Riba adalah tambaha. Dalam agama Islam riba dilarang karna mengandung kemudorotan bagi orang lain. Didalam Al-Qur`an dan Al-Hadis Alloh sudah banyak menjelaskan tentang larangan riba dan apa balasan bagi orang yang melakukan riba. Ada 4 macam riba yaitu riba fadhl, riba nasi`ah, riba jahiliyyah, dan riba qardh. Ada berbagai macam pendapat ulama tentang riba, namun semua ulama sepakat bahwa riba diharamkan dalam agama Islam.







DAFTAR PUSTAKA


· Antonio,Syafi’e. Bank Syariah dari Teori ke Praktik. Jakarta; 2001, Gema Insani


· Az-zuhaili, Wahbah.Fiqih islam wa Adillatuhu.Jakarta;2011.Gema Insani


· Ghufron A. Mas’adi, Fiqih Muamalah Kontekstual, (Jakarta: PT Raja Grafindo, 2002). Masjfuk Zuhdi, Masail Fiqhiyah: Kapita Selekta Hukum Islam, (Jakarta: Haji Masagung, 1988). Abu Bakr Jabir Al-Jazairi, Minhajul Muslim, Terj. Fadhli Bahri, Ensiklopedi Muslim, (Jakarta: Darul Falah, 2000).

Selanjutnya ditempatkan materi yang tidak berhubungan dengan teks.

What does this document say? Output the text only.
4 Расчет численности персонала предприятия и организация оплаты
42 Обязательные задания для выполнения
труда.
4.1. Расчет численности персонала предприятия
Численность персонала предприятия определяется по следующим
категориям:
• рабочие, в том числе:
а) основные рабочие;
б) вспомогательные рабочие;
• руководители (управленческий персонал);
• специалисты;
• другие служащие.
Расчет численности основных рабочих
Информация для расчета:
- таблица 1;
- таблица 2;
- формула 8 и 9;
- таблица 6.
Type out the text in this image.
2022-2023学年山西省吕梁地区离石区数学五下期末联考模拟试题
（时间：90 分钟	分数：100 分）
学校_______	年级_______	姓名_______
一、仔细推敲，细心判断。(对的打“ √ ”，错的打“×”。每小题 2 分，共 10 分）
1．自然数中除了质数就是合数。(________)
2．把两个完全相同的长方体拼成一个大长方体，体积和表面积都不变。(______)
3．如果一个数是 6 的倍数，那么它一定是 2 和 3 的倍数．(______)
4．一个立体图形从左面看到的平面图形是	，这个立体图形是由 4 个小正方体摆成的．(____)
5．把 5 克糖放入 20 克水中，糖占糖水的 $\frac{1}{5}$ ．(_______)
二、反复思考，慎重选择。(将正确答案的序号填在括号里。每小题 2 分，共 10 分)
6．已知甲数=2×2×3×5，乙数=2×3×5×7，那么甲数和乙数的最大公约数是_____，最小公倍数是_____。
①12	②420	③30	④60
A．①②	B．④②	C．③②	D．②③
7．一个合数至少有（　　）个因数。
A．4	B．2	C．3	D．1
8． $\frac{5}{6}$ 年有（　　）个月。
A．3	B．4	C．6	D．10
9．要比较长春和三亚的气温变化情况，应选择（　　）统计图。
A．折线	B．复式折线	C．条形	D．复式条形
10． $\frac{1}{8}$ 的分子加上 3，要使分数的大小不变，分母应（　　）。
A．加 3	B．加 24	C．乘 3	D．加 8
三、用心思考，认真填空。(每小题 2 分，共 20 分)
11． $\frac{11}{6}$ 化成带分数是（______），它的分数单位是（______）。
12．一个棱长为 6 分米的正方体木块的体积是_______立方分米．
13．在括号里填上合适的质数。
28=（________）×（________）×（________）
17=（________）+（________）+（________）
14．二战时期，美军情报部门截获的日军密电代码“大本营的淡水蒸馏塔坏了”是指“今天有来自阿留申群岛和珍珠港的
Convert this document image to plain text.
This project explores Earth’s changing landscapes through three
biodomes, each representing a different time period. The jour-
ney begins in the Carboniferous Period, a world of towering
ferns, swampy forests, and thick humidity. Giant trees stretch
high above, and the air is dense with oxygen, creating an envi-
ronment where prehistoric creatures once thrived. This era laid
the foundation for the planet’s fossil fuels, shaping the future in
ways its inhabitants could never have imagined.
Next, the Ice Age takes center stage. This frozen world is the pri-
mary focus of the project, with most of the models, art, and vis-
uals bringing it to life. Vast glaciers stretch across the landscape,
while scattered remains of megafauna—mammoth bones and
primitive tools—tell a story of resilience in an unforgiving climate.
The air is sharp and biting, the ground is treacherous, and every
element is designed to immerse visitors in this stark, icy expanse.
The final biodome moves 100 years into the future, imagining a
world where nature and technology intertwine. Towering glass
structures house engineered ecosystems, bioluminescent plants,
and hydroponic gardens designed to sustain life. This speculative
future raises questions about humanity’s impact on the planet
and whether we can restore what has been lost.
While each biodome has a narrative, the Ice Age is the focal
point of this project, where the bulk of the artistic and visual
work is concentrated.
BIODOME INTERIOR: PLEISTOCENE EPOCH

· Sarwat,Ahmad.Fiqih Mu`amalah.



[1] Wahbah Az-Zuhaili, Fiqih Islam Wa adillatuhu jilid 5, Jakarta; 2011, Darul Fikir, hal 306


[2] Syafi’e Antonio, Bank Syariah dari Teori ke Praktik, Jakarta; 2001, Gema Insani , hal 37


[3] Syafi’e Antonio, Bank Syariah dari Teori ke Praktik, Jakarta; 2001, Gema Insani , hal 48-50


[4] Wahbah Az-zuhaili dari tafsir Qurthubi dan Majma’ul Bayaan karya Thabrasi.


[5] Syafi’e Antonio, Bank Syariah dari Teori ke Praktik, Jakarta; 2001, Gema Insani , hal 41


[6] Ghufron A. Mas’adi, Fiqih Muamalah Kontekstual, (Jakarta: PT Raja Grafindo, 2002). Masjfuk Zuhdi, Masail Fiqhiyah: Kapita Selekta Hukum Islam, (Jakarta: Haji Masagung, 1988). Abu Bakr Jabir Al-Jazairi, Minhajul Muslim, Terj. Fadhli Bahri, Ensiklopedi Muslim, (Jakarta: Darul Falah, 2000).